Она подвела меня к семейным фото в рамочках. На одном я с пятилетним Егоркой стояла у синего моря. Ну да – не такая стройная, как сейчас. И попроще, пощекастей, что ли.

– Сейчас ты гораздо интереснее, – авторитетно заявила мама.

– Да мне плевать, мам. У меня другие заботы. Мне вон визу не дали к Егорке лететь.

Мама ахнула. Но не очень сильно. Не трагически – так, слегка огорченно. Дежурно отреагировала.

– Я слышала, они незамужним девушкам отказывают, – повторила она догадку Макса.

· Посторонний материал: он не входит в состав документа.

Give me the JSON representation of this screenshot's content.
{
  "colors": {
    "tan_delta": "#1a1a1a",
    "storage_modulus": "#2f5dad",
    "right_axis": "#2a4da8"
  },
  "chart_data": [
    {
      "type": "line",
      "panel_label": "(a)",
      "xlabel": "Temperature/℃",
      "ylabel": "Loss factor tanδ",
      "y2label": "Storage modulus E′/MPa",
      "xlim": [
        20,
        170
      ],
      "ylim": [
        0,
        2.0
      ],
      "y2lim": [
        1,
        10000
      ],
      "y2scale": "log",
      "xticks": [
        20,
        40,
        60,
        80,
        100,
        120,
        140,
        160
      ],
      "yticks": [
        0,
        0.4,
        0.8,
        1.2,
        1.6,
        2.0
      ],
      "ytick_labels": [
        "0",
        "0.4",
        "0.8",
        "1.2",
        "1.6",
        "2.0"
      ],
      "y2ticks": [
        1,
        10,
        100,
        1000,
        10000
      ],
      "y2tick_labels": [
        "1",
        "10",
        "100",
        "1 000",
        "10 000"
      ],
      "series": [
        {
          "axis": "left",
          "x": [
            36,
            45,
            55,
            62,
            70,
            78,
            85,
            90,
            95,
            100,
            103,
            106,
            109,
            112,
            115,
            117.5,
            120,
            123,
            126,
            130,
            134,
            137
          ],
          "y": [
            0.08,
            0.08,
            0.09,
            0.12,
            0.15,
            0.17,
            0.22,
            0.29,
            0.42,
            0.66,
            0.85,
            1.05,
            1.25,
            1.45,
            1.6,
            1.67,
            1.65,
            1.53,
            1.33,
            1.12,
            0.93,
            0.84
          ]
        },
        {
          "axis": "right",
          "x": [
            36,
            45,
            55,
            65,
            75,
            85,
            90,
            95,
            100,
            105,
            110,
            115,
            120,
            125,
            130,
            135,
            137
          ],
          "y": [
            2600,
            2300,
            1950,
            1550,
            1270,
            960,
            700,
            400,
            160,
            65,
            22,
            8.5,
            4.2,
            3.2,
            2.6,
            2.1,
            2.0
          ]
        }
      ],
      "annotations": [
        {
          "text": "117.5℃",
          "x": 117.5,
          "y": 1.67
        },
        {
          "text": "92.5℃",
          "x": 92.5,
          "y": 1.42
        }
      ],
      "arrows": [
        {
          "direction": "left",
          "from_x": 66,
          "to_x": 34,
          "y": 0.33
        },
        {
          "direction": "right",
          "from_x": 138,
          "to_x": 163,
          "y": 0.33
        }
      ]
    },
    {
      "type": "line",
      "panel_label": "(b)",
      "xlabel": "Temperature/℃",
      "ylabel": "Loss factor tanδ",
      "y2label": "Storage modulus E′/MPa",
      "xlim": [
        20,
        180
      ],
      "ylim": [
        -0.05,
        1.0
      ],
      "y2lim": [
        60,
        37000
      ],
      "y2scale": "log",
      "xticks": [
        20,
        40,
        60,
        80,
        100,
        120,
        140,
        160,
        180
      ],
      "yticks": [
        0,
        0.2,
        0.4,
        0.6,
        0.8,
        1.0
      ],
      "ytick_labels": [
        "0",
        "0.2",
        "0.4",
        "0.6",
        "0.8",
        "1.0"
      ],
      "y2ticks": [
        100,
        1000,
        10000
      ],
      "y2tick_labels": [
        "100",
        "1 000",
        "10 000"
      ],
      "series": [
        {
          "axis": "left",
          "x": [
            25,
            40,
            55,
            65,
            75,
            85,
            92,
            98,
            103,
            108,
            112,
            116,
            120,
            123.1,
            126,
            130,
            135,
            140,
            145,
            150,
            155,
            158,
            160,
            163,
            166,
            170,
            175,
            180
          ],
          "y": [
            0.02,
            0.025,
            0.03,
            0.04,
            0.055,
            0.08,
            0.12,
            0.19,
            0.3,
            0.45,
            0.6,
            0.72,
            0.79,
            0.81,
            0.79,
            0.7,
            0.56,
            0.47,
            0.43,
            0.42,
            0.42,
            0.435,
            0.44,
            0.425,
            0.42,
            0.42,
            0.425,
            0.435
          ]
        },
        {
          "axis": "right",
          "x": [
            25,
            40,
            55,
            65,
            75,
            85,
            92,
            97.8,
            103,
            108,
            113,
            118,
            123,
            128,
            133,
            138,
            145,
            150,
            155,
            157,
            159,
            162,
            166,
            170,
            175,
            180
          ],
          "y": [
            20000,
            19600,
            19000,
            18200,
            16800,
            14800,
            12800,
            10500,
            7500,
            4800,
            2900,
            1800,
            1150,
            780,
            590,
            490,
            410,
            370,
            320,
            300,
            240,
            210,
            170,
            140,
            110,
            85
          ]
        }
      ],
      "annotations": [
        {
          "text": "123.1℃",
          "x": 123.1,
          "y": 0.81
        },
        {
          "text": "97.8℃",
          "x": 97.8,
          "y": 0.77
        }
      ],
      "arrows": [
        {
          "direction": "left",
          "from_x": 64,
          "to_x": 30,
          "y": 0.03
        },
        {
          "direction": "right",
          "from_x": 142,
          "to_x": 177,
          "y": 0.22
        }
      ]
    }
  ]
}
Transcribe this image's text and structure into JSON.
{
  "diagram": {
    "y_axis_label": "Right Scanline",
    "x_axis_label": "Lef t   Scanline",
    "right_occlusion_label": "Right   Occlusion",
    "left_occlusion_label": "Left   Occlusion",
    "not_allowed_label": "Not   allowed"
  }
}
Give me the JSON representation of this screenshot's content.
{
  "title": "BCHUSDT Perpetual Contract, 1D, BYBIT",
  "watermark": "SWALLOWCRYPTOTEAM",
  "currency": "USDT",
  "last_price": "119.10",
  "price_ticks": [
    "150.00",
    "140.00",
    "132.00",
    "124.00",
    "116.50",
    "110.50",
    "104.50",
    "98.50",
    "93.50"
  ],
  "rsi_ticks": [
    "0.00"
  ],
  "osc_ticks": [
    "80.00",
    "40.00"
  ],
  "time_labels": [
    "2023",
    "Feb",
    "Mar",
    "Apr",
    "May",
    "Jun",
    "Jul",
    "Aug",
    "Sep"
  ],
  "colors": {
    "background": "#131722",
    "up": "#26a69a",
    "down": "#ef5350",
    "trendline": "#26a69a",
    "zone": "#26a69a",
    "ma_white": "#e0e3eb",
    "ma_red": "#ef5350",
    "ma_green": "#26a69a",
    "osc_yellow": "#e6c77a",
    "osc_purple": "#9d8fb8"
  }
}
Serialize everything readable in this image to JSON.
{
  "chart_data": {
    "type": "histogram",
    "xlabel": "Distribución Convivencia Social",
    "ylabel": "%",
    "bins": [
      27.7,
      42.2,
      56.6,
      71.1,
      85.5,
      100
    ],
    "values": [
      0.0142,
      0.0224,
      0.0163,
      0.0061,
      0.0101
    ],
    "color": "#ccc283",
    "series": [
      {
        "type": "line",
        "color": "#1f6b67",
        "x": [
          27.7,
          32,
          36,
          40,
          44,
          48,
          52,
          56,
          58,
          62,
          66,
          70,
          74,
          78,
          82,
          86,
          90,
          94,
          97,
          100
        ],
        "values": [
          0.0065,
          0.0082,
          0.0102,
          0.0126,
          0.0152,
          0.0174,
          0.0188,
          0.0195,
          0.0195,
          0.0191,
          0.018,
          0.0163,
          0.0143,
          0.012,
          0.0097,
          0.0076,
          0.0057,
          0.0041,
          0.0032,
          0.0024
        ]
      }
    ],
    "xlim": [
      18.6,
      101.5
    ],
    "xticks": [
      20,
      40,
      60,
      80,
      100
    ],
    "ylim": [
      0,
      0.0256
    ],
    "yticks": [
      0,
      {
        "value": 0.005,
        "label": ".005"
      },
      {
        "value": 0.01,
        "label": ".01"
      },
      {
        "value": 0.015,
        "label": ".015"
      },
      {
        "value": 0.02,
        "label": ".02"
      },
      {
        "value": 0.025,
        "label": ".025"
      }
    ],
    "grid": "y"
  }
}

– Да какая я незамужняя девушка, мам? Я мать взрослого сына. Скоро запросто стану бабушкой, если он по нашим стопам пойдет. А мне все равно визу выдавать не будут.

Тут я вспомнила сегодняшний звонок и добавила:

– Я, по сути, старая карга, мам.

Мама задорно захохотала.

– Да у нас даже бабушка не старая карга! Ишь, чего захотела! Рановато ты в карги записалась. Брось дурить.

– Я не дурю. Я наревелась. Я одна все время. А сейчас еще накурилась. Почти не курю там. А тут сорвалась. Мне бы бросить.